What is a Data Lake, and how is it beneficial?
Have you ever heard of a Data Lake? You're probably familiar with a Data Warehouse, but a Data Lake is a storage location with a large amount of structured and unstructured data. Structured data is highly organised data stored in a predetermined format. In contrast, unstructured data is a collection of different types of data stored in its native format.
A Data Lake differs from perhaps the more familiar data warehouse in that the data lake holds its data in a flat structure without categorising it into files or folders.
Being a centralised storage location of structured or unstructured data, Data Lakes allow businesses to scale. Users can access data whenever and however needed, and data scientists can easily apply analytics to gain valuable insights. What does this all mean? In comparison to the data warehouse, a Data Lake provides flexibility.
Let's consider some examples to understand the value of a Data Lake. Tweets, images, voice and streaming data are unstructured as they are all in different formats, come from various sources and are different sizes. Regardless of how slow or fast, the information is ingested in a Data Lake, no matter its structure, it is designed to store and manage this information effectively.
Here are some formats for how information is stored in a Data Lake:
- Structured data, such as rows and columns from relational database tables (data organised in a predefined relationship).
- Semistructured data, like delimited flat text files and schema-embedded files. Examples are photo and video files containing meta tags related to the location and date. Still, the information within the file has no structure. So, this is considered semistructured data.

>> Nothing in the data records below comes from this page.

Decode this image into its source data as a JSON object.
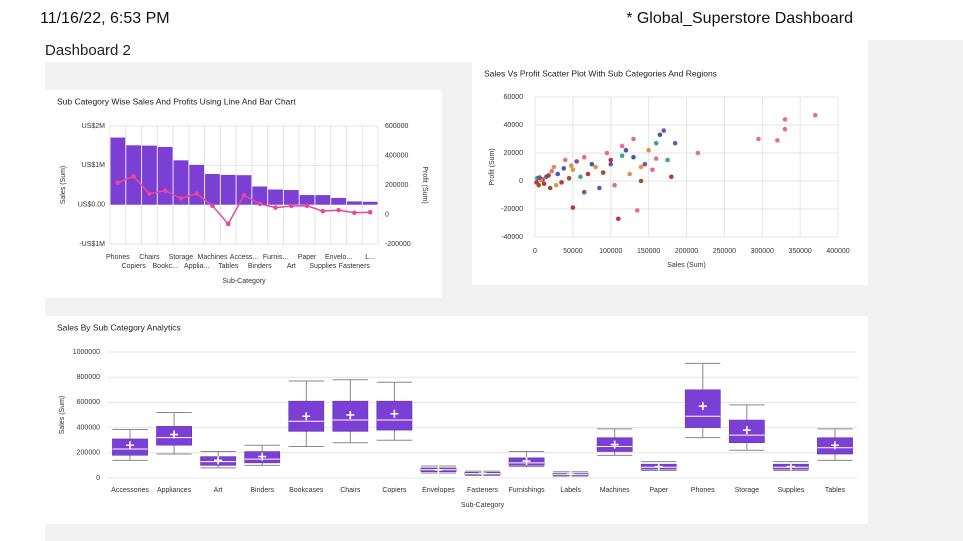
{
  "header": {
    "timestamp": "11/16/22, 6:53 PM",
    "title": "* Global_Superstore Dashboard",
    "dashboard": "Dashboard 2"
  },
  "chart_data": [
    {
      "type": "bar_line",
      "title": "Sub Category Wise Sales And Profits Using Line And Bar Chart",
      "x_label": "Sub-Category",
      "y_label": "Sales (Sum)",
      "y2_label": "Profit (Sum)",
      "categories": [
        "Phones",
        "Copiers",
        "Chairs",
        "Bookc...",
        "Storage",
        "Applia...",
        "Machines",
        "Tables",
        "Access...",
        "Binders",
        "Furnis...",
        "Art",
        "Paper",
        "Supplies",
        "Envelo...",
        "Fasteners",
        "L..."
      ],
      "series": [
        {
          "type": "bar",
          "color": "#7b3fd6",
          "values": [
            1706824,
            1509436,
            1501682,
            1466572,
            1127086,
            1011064,
            779060,
            757042,
            749237,
            461912,
            385578,
            372092,
            244292,
            243075,
            170904,
            83242,
            73404
          ]
        },
        {
          "type": "line",
          "axis": "y2",
          "color": "#e8479a",
          "values": [
            216717,
            258568,
            140396,
            161924,
            108461,
            141681,
            58868,
            -64083,
            129626,
            72449,
            46967,
            57954,
            59208,
            22584,
            29601,
            11525,
            15010
          ]
        }
      ],
      "ylim": [
        -1000000,
        2000000
      ],
      "yticks": [
        {
          "value": -1000000,
          "label": "-US$1M"
        },
        {
          "value": 0,
          "label": "US$0.00"
        },
        {
          "value": 1000000,
          "label": "US$1M"
        },
        {
          "value": 2000000,
          "label": "US$2M"
        }
      ],
      "y2lim": [
        -200000,
        600000
      ],
      "y2ticks": [
        -200000,
        0,
        200000,
        400000,
        600000
      ],
      "grid": true
    },
    {
      "type": "scatter",
      "title": "Sales Vs Profit Scatter Plot With Sub Categories And Regions",
      "x_label": "Sales (Sum)",
      "y_label": "Profit (Sum)",
      "x": [
        370000,
        330000,
        330000,
        320000,
        295000,
        215000,
        185000,
        180000,
        175000,
        170000,
        165000,
        160000,
        150000,
        160000,
        145000,
        135000,
        110000,
        140000,
        130000,
        120000,
        115000,
        100000,
        95000,
        90000,
        80000,
        75000,
        70000,
        65000,
        60000,
        55000,
        50000,
        45000,
        40000,
        35000,
        30000,
        25000,
        20000,
        15000,
        12000,
        10000,
        8000,
        5000,
        3000,
        2000,
        50000,
        85000,
        105000,
        125000,
        140000,
        155000,
        130000,
        115000,
        100000,
        65000,
        28000,
        18000,
        22000,
        6000,
        38000,
        48000
      ],
      "values": [
        47000,
        44000,
        37000,
        29000,
        30000,
        20000,
        27000,
        3000,
        15000,
        36000,
        33000,
        27000,
        22000,
        16000,
        12000,
        -21000,
        -27000,
        10000,
        30000,
        22000,
        18000,
        12000,
        20000,
        6000,
        10000,
        12000,
        5000,
        17000,
        3000,
        14000,
        8000,
        2000,
        15000,
        -1000,
        5000,
        10000,
        -5000,
        3000,
        -2000,
        1000,
        500,
        -3000,
        2000,
        -1000,
        -19000,
        -5000,
        -3000,
        5000,
        0,
        8000,
        17000,
        25000,
        15000,
        -8000,
        -3000,
        4000,
        7000,
        2500,
        9000,
        11000
      ],
      "colors": [
        "#e55a8a",
        "#e55a8a",
        "#e55a8a",
        "#e55a8a",
        "#e55a8a",
        "#e55a8a",
        "#6a3d9a",
        "#b22222",
        "#1f9e89",
        "#6a3d9a",
        "#2f4b9a",
        "#1f9e89",
        "#d98a3a",
        "#e55a8a",
        "#6a3d9a",
        "#e55a8a",
        "#b22222",
        "#d98a3a",
        "#e55a8a",
        "#2f4b9a",
        "#1f9e89",
        "#6a3d9a",
        "#e55a8a",
        "#8b4513",
        "#d98a3a",
        "#2f4b9a",
        "#b22222",
        "#e55a8a",
        "#1f9e89",
        "#6a3d9a",
        "#d98a3a",
        "#8b4513",
        "#e55a8a",
        "#b22222",
        "#2f4b9a",
        "#d98a3a",
        "#8b4513",
        "#6a3d9a",
        "#b22222",
        "#8b4513",
        "#d98a3a",
        "#8b4513",
        "#1f9e89",
        "#b22222",
        "#b22222",
        "#6a3d9a",
        "#e55a8a",
        "#d98a3a",
        "#8b4513",
        "#e55a8a",
        "#2f4b9a",
        "#e55a8a",
        "#b22222",
        "#6a3d9a",
        "#d98a3a",
        "#8b4513",
        "#e55a8a",
        "#6a3d9a",
        "#2f4b9a",
        "#d98a3a"
      ],
      "xlim": [
        0,
        400000
      ],
      "xticks": [
        0,
        50000,
        100000,
        150000,
        200000,
        250000,
        300000,
        350000,
        400000
      ],
      "ylim": [
        -40000,
        60000
      ],
      "yticks": [
        -40000,
        -20000,
        0,
        20000,
        40000,
        60000
      ],
      "grid": true
    },
    {
      "type": "box",
      "title": "Sales By Sub Category Analytics",
      "x_label": "Sub-Category",
      "y_label": "Sales (Sum)",
      "color": "#7b3fd6",
      "categories": [
        "Accessories",
        "Appliances",
        "Art",
        "Binders",
        "Bookcases",
        "Chairs",
        "Copiers",
        "Envelopes",
        "Fasteners",
        "Furnishings",
        "Labels",
        "Machines",
        "Paper",
        "Phones",
        "Storage",
        "Supplies",
        "Tables"
      ],
      "min": [
        140000,
        190000,
        80000,
        100000,
        250000,
        280000,
        300000,
        40000,
        20000,
        90000,
        15000,
        180000,
        60000,
        320000,
        220000,
        60000,
        140000
      ],
      "q1": [
        180000,
        260000,
        100000,
        120000,
        370000,
        370000,
        380000,
        50000,
        28000,
        100000,
        22000,
        210000,
        70000,
        400000,
        280000,
        70000,
        190000
      ],
      "median": [
        230000,
        320000,
        130000,
        150000,
        450000,
        460000,
        460000,
        65000,
        35000,
        120000,
        30000,
        250000,
        85000,
        490000,
        340000,
        85000,
        240000
      ],
      "q3": [
        310000,
        410000,
        170000,
        210000,
        610000,
        610000,
        610000,
        80000,
        45000,
        160000,
        38000,
        320000,
        110000,
        700000,
        460000,
        110000,
        320000
      ],
      "max": [
        385000,
        520000,
        210000,
        260000,
        770000,
        780000,
        760000,
        95000,
        55000,
        210000,
        50000,
        390000,
        130000,
        910000,
        580000,
        130000,
        390000
      ],
      "mean": [
        260000,
        345000,
        140000,
        170000,
        490000,
        500000,
        510000,
        65000,
        37000,
        135000,
        30000,
        265000,
        90000,
        570000,
        380000,
        90000,
        260000
      ],
      "ylim": [
        0,
        1000000
      ],
      "yticks": [
        0,
        200000,
        400000,
        600000,
        800000,
        1000000
      ],
      "grid": true
    }
  ]
}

- Unstructured data. The most abundant data available today is data that is not in a structured database format. Unstructured data can be human-generated or machine-generated and may appear in text form or in image, video or voice form. This type of data may come from social media, the Internet of Things, and other sources.
The Value of a Data Lake
A Data Lake is a storage repository that is accessed by a variety of tools and programs. It is open-standard, meaning that the data is accessible and readily usable by businesses, breaking down existing silos and enabling businesses to get the most out of their data. In addition, they can use various analytics services to process their data and scale storage and processing capacity over time. Here are just a few examples where Data Lakes have added value to a business:
Improved customer interactions
A Data Lake can help companies better understand their customers -from churn rates, intent, and value - by combining data from your CRM platform, social media analytics, and other sources.
Improve R&D innovation choices
A Data Lake can be used to design cutting-edge products and services in a more streamlined way. It allows the product design teams to validate and test their hypotheses efficiently. The rewards of this practice might include more effective products for the customer and less cost of bug fixing.
Increase operational efficiencies
Companies in the Internet of Things (IoT) space can benefit from a Data Lake to demonstrate the value of such a system to increase operational efficiencies. Such companies collect vital manufacturing process data and real-time data from connected devices. A Data Lake makes it easy to store and run analytics on machine-generated IoT data and can help discover ways to reduce operational costs and increase quality.
Spark & Workhuman
Spark customer, Workhuman, is a cloud-based provider of human capital management solutions. The company has several products and integrates into many third-party applications and platforms. Available to internal and external users, Workhuman utilises a data platform to monitor and understand how these products are deployed and used. The data platform sources from Oracle, but data updating and error recovery problems exist. To address this problem, Spark optimised Workhuman's Data Lake.
Updating and migrating data in the current state occur daily. However, because the data updating happens only once daily and does not differentiate, the ability for Workhuman to receive and analyse accurate data takes far too long. Moreover, if there is an error, the process must restart from the beginning. Spark's goal is to update the migration process so that only new data migrates. The value this creates will reduce the time to access near real-time data, reducing the load on their system and subsequent migration process costs.
Additionally, Spark outlined and executed the strategy to add additional data sources to the existing Oracle ones, building a Data Lake that is accessible and usable for all Workhuman's data. Given the technical complexity, the result is a Data Lake that is easy to use, understand, modify and scale with the business needs.
Spark Senior Data Engineer, Joao Miranda, speaks fondly about the relationship between Spark and Workhuman,
"I'd say that they (Workhuman) are very understanding and adaptable, so it's easy to have a conversation with them and come to a consensus on any obstacle that might appear in the project. They are also very technically knowledgeable, so most of the technical solutions we come up with are often collaborative instead of just Spark coming up with something and getting it approved. Everyone we have direct contact with has been consistently helpful and made day-to-day work very easy."